Wright spent many hours in conversation with the community’s founding Rabbi, Mortimer J Cohen. Wright also drew on his own religious knowledge – as the son of a minister, he had a deep experience of the Bible. Determined to convey a powerful religious message, Wright created a structure that still managed to creatively embody and convey many Jewish symbols. As synagogues traditionally merge local architectural styles with with Jewish symbolism, Wright wanted to create a modern American structure that still had a powerful sense of Jewish identity.

The building is hexagonally based, partly to represent the shape of the Jewish holy symbol of the Star of David, and partly to recall the feel of two joined hands, because Wright felt that a place of worship should have the feel of being in God’s very hands. This impression is emphasised by a pair of extensions at the front of  the building that represent the thumbs of a pair of joined hands. The main entrance is shaped with a covering which resembles the Cohanim blessing gesture made by the Israelites on entering the Tabernacle, and the building’s three vertical ridges are clearly decorated with Menorah. The roof itself is a towering edifice of gleaming planes that suggests the shining crags of Mount Sinai during the revelation, but also, in a parallel to St. Brendans, recalls sacred tent space, the Tabernacle of David, and even native American Medicine Lodges. It seems less out of place in a place of worship for a culture with a history of architectural syncreticism, however.

 

Symbolism without Symbols

Of all the major world religions, Islam is the least inclined to make use of symbols, considering representational images inappropriate. This has traditionally posed a few problems for Mosque architects seeking to make a building as impressive or ornate as possible. There are ways to ensure symbolic power without the use of religion-specific symbols, however. Iran’s best-known mosque is the Masjed-é Emam Mosque in Esfahan’s Emam Khomeini Square. A stunning blue-tiled complex, the Masjed-é Emam took 26 years to build during the reign of Shah Abbas I, finally seeing completion in 1638. It’s double-layered dome is over 160 feet tall, and its minarets – the towers from which the call to prayer is issued – are themselves over 120 feet tall.
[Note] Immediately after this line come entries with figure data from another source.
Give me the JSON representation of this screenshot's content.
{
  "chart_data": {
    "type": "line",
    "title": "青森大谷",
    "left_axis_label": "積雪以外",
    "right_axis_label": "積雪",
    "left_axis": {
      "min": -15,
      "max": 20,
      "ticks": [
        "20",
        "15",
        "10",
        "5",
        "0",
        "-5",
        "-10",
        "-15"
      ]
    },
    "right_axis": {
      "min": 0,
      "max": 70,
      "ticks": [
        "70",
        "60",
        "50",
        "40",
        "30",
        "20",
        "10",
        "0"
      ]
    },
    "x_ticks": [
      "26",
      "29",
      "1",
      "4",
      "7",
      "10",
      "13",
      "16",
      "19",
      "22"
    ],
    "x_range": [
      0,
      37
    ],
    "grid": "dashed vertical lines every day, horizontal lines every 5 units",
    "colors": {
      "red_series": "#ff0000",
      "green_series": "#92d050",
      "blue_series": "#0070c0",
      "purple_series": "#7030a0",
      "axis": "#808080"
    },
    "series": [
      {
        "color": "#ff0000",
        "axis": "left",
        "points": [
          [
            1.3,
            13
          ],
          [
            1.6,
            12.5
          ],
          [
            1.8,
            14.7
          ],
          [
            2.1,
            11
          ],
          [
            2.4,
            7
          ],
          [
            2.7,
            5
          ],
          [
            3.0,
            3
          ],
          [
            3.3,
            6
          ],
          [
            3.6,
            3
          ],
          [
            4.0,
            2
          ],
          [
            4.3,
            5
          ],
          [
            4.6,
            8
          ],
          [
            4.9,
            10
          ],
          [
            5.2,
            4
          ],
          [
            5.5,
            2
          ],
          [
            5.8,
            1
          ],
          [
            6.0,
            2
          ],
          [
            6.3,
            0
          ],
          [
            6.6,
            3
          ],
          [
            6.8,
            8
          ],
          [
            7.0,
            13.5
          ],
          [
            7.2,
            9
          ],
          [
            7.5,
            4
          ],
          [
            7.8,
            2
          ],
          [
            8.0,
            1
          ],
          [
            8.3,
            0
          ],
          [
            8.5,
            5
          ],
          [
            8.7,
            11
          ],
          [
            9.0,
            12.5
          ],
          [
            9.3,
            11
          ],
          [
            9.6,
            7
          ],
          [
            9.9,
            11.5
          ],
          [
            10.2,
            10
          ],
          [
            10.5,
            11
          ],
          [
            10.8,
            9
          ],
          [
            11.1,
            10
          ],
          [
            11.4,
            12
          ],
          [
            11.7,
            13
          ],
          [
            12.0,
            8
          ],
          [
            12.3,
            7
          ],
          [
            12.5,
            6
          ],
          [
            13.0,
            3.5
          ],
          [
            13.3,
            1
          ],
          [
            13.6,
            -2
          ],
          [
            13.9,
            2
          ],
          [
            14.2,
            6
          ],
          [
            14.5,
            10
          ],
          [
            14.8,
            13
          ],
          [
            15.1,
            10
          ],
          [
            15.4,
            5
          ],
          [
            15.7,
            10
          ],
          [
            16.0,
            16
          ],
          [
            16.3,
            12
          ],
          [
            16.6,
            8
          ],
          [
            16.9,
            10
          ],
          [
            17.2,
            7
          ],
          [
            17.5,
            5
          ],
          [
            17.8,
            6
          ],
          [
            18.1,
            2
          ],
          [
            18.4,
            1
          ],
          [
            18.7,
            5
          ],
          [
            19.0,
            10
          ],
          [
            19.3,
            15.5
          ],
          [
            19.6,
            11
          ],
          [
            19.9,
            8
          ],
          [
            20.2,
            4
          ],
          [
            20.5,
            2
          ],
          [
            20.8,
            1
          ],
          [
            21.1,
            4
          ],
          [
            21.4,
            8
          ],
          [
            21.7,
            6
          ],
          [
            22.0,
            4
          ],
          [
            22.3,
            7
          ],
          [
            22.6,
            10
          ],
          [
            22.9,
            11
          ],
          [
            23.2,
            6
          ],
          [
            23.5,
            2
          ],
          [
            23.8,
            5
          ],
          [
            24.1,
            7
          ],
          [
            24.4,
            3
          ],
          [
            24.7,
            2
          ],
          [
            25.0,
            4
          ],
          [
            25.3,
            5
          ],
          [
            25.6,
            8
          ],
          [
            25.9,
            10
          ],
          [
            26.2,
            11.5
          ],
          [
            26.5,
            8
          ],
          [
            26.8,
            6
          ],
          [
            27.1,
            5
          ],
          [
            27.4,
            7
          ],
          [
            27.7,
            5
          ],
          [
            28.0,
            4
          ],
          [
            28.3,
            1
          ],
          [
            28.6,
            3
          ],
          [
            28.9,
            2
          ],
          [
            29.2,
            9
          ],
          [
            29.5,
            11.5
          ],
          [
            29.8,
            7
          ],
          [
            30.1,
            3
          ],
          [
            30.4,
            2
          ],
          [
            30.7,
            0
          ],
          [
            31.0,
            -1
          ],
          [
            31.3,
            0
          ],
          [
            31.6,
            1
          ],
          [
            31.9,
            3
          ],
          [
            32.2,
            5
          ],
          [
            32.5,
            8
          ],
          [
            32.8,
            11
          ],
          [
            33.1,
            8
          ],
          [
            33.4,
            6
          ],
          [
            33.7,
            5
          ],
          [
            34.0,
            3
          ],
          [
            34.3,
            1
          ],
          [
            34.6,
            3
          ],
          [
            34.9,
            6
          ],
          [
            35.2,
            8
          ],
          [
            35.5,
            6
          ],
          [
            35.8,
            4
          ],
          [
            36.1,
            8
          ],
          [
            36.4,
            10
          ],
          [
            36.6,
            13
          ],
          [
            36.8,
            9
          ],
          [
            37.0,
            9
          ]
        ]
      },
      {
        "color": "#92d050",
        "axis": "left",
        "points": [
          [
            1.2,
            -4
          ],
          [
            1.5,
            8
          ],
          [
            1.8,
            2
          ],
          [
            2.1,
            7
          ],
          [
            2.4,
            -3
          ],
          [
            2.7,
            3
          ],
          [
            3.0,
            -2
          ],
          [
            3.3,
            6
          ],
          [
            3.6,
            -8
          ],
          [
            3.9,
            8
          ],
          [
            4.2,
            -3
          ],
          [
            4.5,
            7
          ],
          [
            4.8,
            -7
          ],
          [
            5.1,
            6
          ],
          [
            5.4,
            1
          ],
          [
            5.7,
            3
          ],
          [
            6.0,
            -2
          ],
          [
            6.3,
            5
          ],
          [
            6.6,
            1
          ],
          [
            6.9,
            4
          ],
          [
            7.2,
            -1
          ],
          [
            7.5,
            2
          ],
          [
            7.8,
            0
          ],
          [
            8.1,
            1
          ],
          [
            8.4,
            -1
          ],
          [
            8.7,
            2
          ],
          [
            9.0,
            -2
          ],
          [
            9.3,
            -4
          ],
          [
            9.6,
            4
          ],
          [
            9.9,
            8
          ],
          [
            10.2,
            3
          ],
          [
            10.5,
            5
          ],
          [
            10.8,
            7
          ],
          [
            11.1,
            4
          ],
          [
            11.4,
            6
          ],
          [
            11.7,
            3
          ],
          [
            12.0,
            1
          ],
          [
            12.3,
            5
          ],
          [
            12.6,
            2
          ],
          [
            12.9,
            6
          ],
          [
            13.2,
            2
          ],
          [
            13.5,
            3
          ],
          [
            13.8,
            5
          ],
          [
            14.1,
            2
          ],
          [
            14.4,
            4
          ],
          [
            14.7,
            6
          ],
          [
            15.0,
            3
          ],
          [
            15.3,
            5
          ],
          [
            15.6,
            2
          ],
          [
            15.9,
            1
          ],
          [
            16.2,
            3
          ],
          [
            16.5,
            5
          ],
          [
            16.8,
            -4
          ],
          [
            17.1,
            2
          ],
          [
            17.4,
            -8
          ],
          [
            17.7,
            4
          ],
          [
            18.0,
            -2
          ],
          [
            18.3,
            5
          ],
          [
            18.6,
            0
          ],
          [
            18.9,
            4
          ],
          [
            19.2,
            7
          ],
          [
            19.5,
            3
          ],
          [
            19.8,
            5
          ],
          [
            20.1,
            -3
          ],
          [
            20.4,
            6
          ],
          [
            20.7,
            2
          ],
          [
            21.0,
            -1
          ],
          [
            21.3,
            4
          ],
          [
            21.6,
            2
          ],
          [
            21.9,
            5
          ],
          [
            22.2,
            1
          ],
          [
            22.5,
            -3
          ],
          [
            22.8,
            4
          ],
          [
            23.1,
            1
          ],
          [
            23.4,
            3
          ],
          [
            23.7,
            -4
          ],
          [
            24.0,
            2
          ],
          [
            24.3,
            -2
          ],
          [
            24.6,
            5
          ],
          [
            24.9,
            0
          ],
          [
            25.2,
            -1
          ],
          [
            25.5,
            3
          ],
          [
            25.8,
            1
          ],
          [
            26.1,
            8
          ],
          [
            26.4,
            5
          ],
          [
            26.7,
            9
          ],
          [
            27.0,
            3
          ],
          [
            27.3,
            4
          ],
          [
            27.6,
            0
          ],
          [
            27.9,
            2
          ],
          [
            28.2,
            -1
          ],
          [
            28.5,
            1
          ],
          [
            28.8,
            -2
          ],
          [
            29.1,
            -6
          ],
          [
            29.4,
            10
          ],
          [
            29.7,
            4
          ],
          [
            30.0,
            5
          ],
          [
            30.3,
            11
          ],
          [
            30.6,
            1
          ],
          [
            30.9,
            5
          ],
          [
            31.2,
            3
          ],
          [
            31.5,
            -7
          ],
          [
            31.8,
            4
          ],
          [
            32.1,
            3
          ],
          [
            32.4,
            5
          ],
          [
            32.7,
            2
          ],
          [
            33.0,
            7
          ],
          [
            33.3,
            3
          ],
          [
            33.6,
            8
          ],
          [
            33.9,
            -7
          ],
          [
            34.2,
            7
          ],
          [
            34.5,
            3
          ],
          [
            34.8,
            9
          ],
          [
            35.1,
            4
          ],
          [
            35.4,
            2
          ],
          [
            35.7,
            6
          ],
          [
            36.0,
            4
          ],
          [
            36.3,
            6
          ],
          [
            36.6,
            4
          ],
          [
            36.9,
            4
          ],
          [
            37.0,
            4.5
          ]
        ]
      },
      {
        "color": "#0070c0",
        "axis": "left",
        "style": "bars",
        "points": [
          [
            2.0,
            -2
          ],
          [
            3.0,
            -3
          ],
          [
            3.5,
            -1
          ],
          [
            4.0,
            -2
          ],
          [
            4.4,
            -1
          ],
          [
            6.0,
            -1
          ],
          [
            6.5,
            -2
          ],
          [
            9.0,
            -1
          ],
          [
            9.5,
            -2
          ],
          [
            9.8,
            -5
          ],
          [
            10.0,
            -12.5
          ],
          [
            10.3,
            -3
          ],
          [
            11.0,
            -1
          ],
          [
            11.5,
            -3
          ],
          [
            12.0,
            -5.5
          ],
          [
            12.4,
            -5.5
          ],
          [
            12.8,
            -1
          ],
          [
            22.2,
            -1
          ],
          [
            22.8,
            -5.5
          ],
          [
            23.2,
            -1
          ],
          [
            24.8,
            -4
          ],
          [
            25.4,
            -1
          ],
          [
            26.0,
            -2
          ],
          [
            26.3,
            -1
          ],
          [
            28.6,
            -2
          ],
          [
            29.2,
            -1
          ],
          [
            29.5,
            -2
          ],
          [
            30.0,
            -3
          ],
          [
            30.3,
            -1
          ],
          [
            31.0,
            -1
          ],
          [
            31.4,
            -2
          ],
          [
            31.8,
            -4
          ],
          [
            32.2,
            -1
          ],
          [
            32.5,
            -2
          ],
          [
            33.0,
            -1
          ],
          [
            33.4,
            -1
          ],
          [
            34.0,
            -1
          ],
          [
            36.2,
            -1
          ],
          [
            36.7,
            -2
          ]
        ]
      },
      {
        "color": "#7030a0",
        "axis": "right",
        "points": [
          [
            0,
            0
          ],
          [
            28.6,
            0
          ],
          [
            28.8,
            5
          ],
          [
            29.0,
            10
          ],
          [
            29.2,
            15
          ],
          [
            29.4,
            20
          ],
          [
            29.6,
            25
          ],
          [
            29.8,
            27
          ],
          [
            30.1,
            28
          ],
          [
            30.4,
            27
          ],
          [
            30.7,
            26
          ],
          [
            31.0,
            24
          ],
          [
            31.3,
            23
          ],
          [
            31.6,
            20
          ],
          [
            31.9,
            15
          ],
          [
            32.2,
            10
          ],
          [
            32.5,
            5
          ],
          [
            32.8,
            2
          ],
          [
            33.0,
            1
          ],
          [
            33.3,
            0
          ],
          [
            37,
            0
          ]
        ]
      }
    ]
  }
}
The mosque is an incredible work of art. Every surface, inside and out, is covered in calligraphic and abstract designs picked out in blue tile with gold highlighting. It is tasteful yet evocative, calming and spiritual, and carries strong symbolic messages of power and sanctity without ever having to resort to depiction of any particular symbol. The internal architecture, which is frequently occluded, serves to heighten the sense of mysticism. The domed central chamber and southern chamber are illuminated by gridwork windows worked into the design of the domes so as to provide a seamless light source. The southern chamber, furthermore, is designed as a perfect echo chamber at a few spots, a further technique for helping to awe and delight the faithful. Despite its absence of depicted symbols, the Masjed-é Emam remains a powerful symbol of religious strength and unity.